Sorry for all those Q… I am closing in on analytic Jacobians for my ODE…

The magic happens in something like this: https://github.com/stan-dev/math/blob/develop/stan/math/rev/mat/fun/simplex_constrain.hpp#L95

You pass the functor as a template argument to adj_jac_apply and the autodiff arguments as regular arguments. It hooks everything in with autodiff and returns you some vars.

Sure, but there is in addition always a function defined for the double only case. At least this is what is the case for the softmax… and the function you refer to always returns a var type of thing. So this function cannot just return an Eigen::VectorXd thing.

Oh oh sorry, yes, you’re right. You still need to define the prim version (mostly cause that’ll also handle fvars and fvar<var>s and whatever else)

Oh no… I just realized that, if you have a Jacobian already, then using adj_jac_apply to as a way to inject the Jacobian into the ODE solver is gonna be really inefficient.

The issue is you have the Jacobian, supply it to adj_jac_apply, and then the jacobian function in the ODE solver will reconstruct the jacobian one matrix vector product at a time (where only one element of these vectors is non-zero).

precomputed_gradients will be a better option for what you’re doing.

but that adj_jac_apply facility looks far more convenient to code up as I have to deal not that much with the var stuff. Moreover, if there are a ton of zeros I can take advantage of that.

Let’s see how this will come along.

+1. As soon as we get it tested, it’s totally the way to calculate directional derivatives. I don’t know how well that’ll plug into the ODE solvers, but it’ll be faster even for systems with as many outputs as inputs (or even slightly fewer given the lower constant factors).

One issue is that we haven’t optimized any of our forward-mode derivatives. So the gain is in theory and should hold for simple things, but I wouldn’t trust it for complicated matrix stuff (though even then, plugging in the custom types should be reasonable).

You certainly won’t need it for programming, but the union card helps for jobs at universities and research labs.

A 10% speedup is “nice”. 4x is at least “great”, if not “fantastic”. It helps to log scale the y axis for performance reports so we can read off the speedup and see how it depends on N.

Yes.
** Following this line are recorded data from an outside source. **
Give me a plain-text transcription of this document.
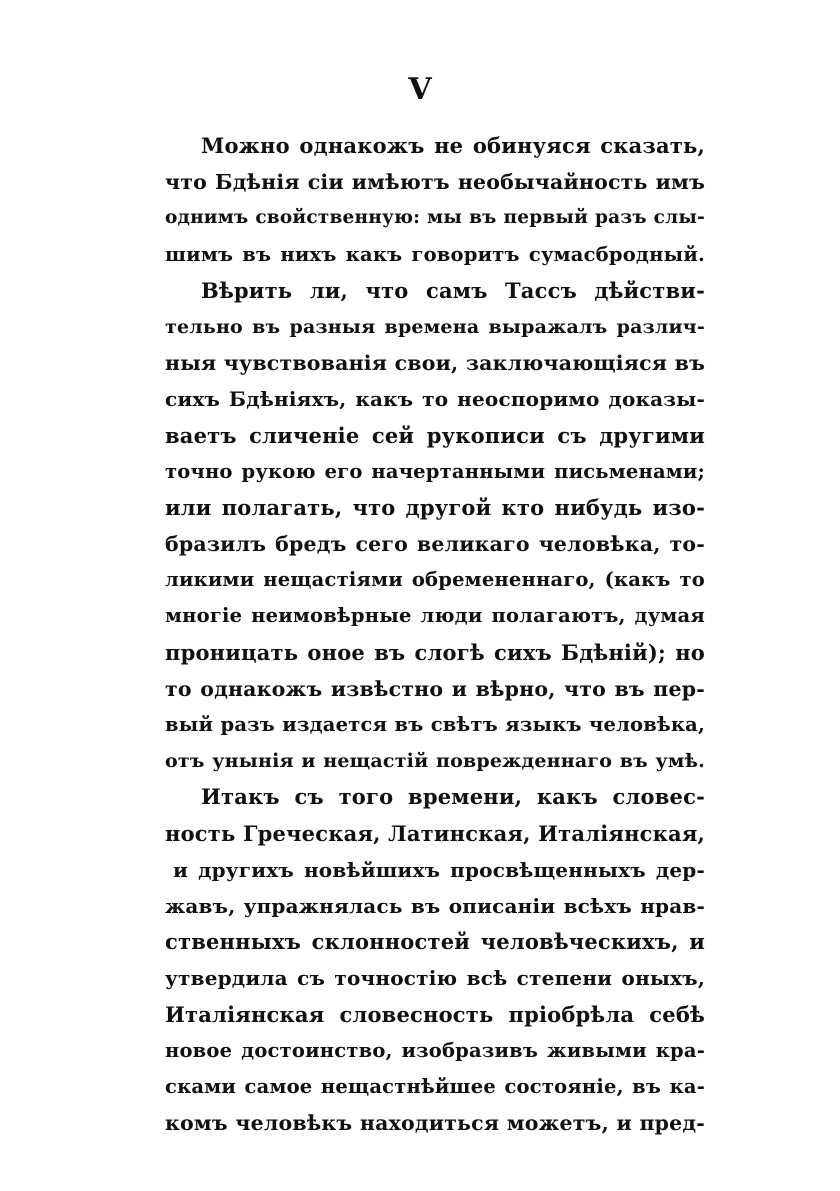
V
Можно однакожъ не обинуяся сказать,
что Бдѣнія сіи имѣютъ необычайность имъ
однимъ свойственную: мы въ первый разъ слы-
шимъ въ нихъ какъ говоритъ сумасбродный.
Вѣрить ли, что самъ Тассъ дѣйстви-
тельно въ разныя времена выражалъ различ-
ныя чувствованія свои, заключающіяся въ
сихъ Бдѣніяхъ, какъ то неоспоримо доказы-
ваетъ сличеніе сей рукописи съ другими
точно рукою его начертанными письменами;
или полагать, что другой кто нибудь изо-
бразилъ бредъ сего великаго человѣка, то-
ликими нещастіями обремененнаго, (какъ то
многіе неимовѣрные люди полагаютъ, думая
проницать оное въ слогѣ сихъ Бдѣній); но
то однакожъ извѣстно и вѣрно, что въ пер-
вый разъ издается въ свѣтъ языкъ человѣка,
отъ унынія и нещастій поврежденнаго въ умѣ.
Итакъ съ того времени, какъ словес-
ность Греческая, Латинская, Италіянская,
и другихъ новѣйшихъ просвѣщенныхъ дер-
жавъ, упражнялась въ описаніи всѣхъ нрав-
ственныхъ склонностей человѣческихъ, и
утвердила съ точностію всѣ степени оныхъ,
Италіянская словесность пріобрѣла себѣ
новое достоинство, изобразивъ живыми кра-
сками самое нещастнѣйшее состояніе, въ ка-
комъ человѣкъ находиться можетъ, и пред-
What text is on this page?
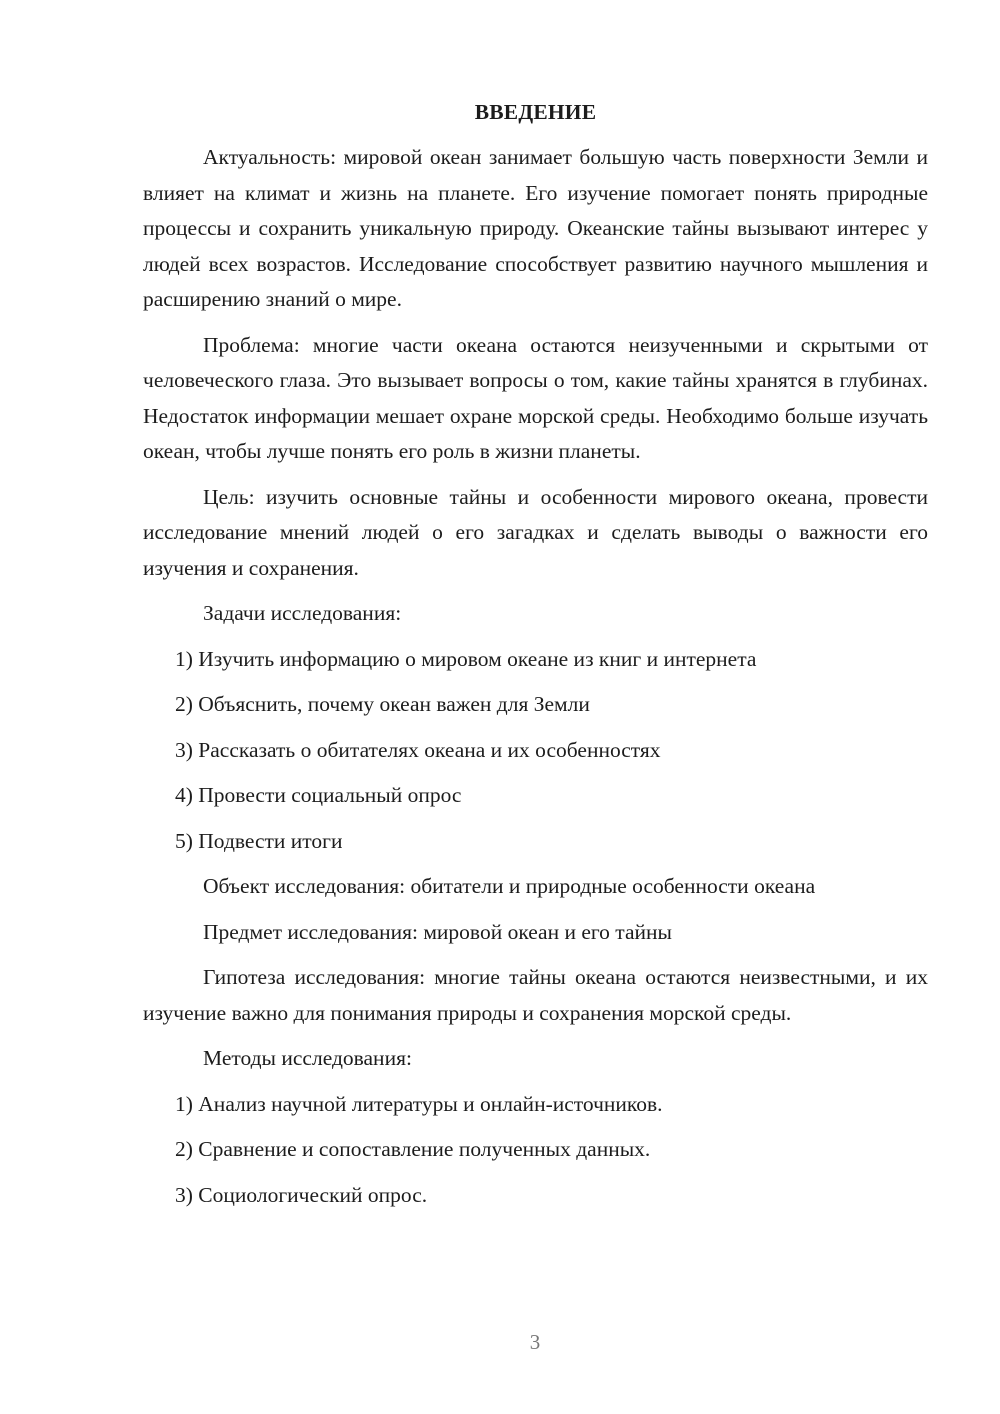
ВВЕДЕНИЕ

Актуальность: мировой океан занимает большую часть поверхности Земли и влияет на климат и жизнь на планете. Его изучение помогает понять природные процессы и сохранить уникальную природу. Океанские тайны вызывают интерес у людей всех возрастов. Исследование способствует развитию научного мышления и расширению знаний о мире.

Проблема: многие части океана остаются неизученными и скрытыми от человеческого глаза. Это вызывает вопросы о том, какие тайны хранятся в глубинах. Недостаток информации мешает охране морской среды. Необходимо больше изучать океан, чтобы лучше понять его роль в жизни планеты.

Цель: изучить основные тайны и особенности мирового океана, провести исследование мнений людей о его загадках и сделать выводы о важности его изучения и сохранения.

Задачи исследования:

1) Изучить информацию о мировом океане из книг и интернета

2) Объяснить, почему океан важен для Земли

3) Рассказать о обитателях океана и их особенностях

4) Провести социальный опрос

5) Подвести итоги

Объект исследования: обитатели и природные особенности океана

Предмет исследования: мировой океан и его тайны

Гипотеза исследования: многие тайны океана остаются неизвестными, и их изучение важно для понимания природы и сохранения морской среды.

Методы исследования:

1) Анализ научной литературы и онлайн-источников.

2) Сравнение и сопоставление полученных данных.

3) Социологический опрос.

3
The design is set up to be mutable after the functor call, then immutable until the adjoint call, so you can save intermediate values for use in the Jacobian. You just need to use variables on our autodiff stack.

Yes, indeed. Having zeros in double-based matrix arithmetic’s no problem as they don’t incur overhead. At the same time, the adjoint-Jacobian-apply thing isn’t really set up for sparsity of the whole adjoint vector, as it assumes each adjoint needs to be incremented.

The ideal is to let the implementation of the adjoint-Jacobian product be customizable so that if a function has a sparse Jacobian then its autodiff implementation can take advantage of that, right?

Yurp, that’s right.

Right—it can deal with sparse Jacobians. It just can’t deal with sparseness in the adjoint-Jacobian product result. All those entries get filled in and incremented.